Question : Il semblerait que la position selon laquelle la Turquie aurait un statut spécial, une association spéciale avec l’UE gagne du terrain. Qu’arrivera-t-il dans ce cas ?

 

Mme Bakoyannis : Tout d’abord, cela n’est pas le cas. Il y a des différents points de vue au sein de l’UE. Vous avez raison. Le Président français, M. Sarkozy a exprimé ses points de vue, Mme Merkel aussi. Il existe de nombreux points de vue. A l’heure actuelle, il y a une décision rendue par les 27. Nous procédons sur la base de cette décision. Cette décision fixe les critères et les modalités. Tous les 27 ont décidé de geler les huit chapitres – ces chapitres ont été gelés à cause de la non application de la part de la Turquie du Protocole d’Ankara. Telle est la situation au sein de l’UE. Je pense qu’il serait prématuré de discuter de ce qu’il arrivera si l’UE change d’opinion.
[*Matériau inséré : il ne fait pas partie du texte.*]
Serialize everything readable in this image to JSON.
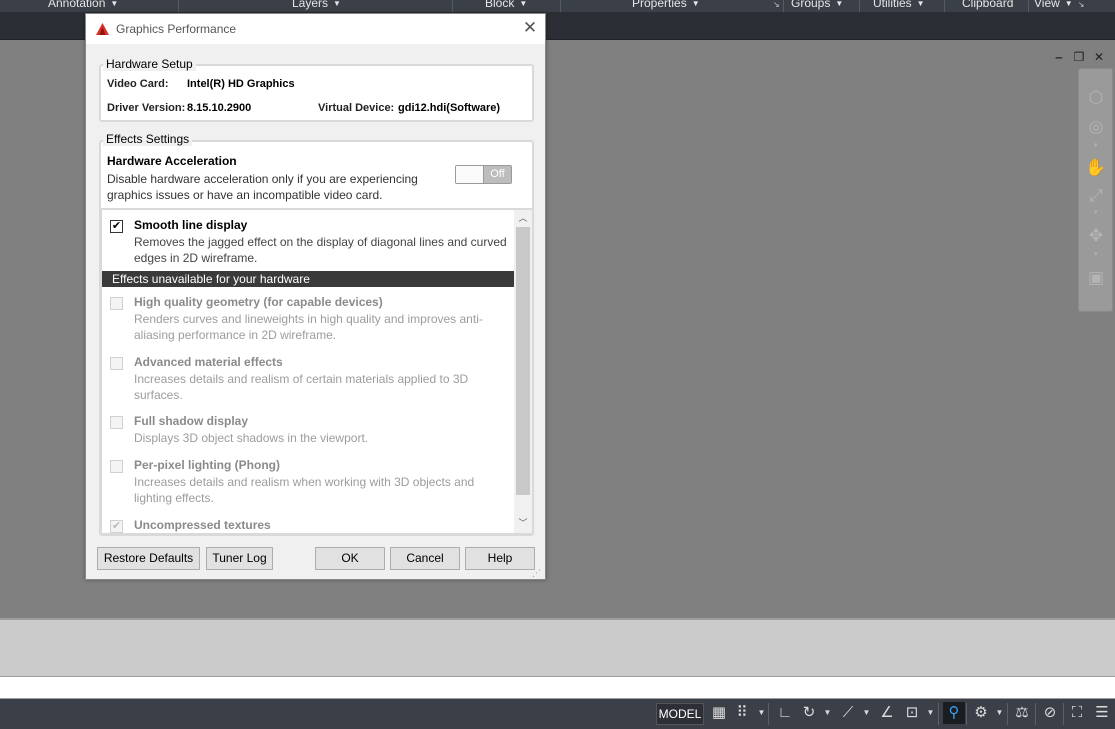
{
  "ribbon": {
    "panels": [
      {
        "label": "Annotation",
        "dropdown": "▼"
      },
      {
        "label": "Layers",
        "dropdown": "▼"
      },
      {
        "label": "Block",
        "dropdown": "▼"
      },
      {
        "label": "Properties",
        "dropdown": "▼",
        "launcher": "↘"
      },
      {
        "label": "Groups",
        "dropdown": "▼"
      },
      {
        "label": "Utilities",
        "dropdown": "▼"
      },
      {
        "label": "Clipboard"
      },
      {
        "label": "View",
        "dropdown": "▼",
        "launcher": "↘"
      }
    ]
  },
  "viewport_controls": {
    "minimize": "‒",
    "restore": "❐",
    "close": "✕"
  },
  "status_bar": {
    "model_label": "MODEL",
    "icons": [
      "grid-icon",
      "snap-icon",
      "ortho-icon",
      "polar-icon",
      "isodraft-icon",
      "object-snap-tracking-icon",
      "object-snap-icon",
      "annotation-visibility-icon",
      "workspace-gear-icon",
      "annotation-scale-icon",
      "isolate-objects-icon",
      "fullscreen-icon",
      "customize-icon"
    ]
  },
  "dialog": {
    "title": "Graphics Performance",
    "close_glyph": "✕",
    "app_icon_color": "#d9302c",
    "hardware_setup": {
      "legend": "Hardware Setup",
      "video_card_label": "Video Card:",
      "video_card_value": "Intel(R) HD Graphics",
      "driver_version_label": "Driver Version:",
      "driver_version_value": "8.15.10.2900",
      "virtual_device_label": "Virtual Device:",
      "virtual_device_value": "gdi12.hdi(Software)"
    },
    "effects_settings": {
      "legend": "Effects Settings",
      "hw_accel_title": "Hardware Acceleration",
      "hw_accel_desc": "Disable hardware acceleration only if you are experiencing graphics issues or have an incompatible video card.",
      "toggle_state": "Off",
      "smooth_line": {
        "title": "Smooth line display",
        "desc": "Removes the jagged effect on the display of diagonal lines and curved edges in 2D wireframe.",
        "checked": "✔"
      },
      "unavailable_header": "Effects unavailable for your hardware",
      "unavailable_items": [
        {
          "title": "High quality geometry (for capable devices)",
          "desc": "Renders curves and lineweights in high quality and improves anti-aliasing performance in 2D wireframe."
        },
        {
          "title": "Advanced material effects",
          "desc": "Increases details and realism of certain materials applied to 3D surfaces."
        },
        {
          "title": "Full shadow display",
          "desc": "Displays 3D object shadows in the viewport."
        },
        {
          "title": "Per-pixel lighting (Phong)",
          "desc": "Increases details and realism when working with 3D objects and lighting effects."
        },
        {
          "title": "Uncompressed textures",
          "checked": "✔"
        }
      ]
    },
    "buttons": {
      "restore_defaults": "Restore Defaults",
      "tuner_log": "Tuner Log",
      "ok": "OK",
      "cancel": "Cancel",
      "help": "Help"
    }
  }
}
Toutefois, la perspective européenne de la Turquie n’est pas la seule source de pression pour le règlement de la question chypriote. C’est aussi la nécessité de régler la question chypriote. Toute la communauté internationale a réalisé que ce problème qui dure depuis plus de 30 ans devait être réglé et qu’il fallait parvenir à une solution juste, viable et fonctionnelle. Par conséquent, je pense que sont nombreux ceux au sein de la communauté internationale et bien entendu de l’UE, qui soutiennent Chypre et la Grèce dans cette lutte.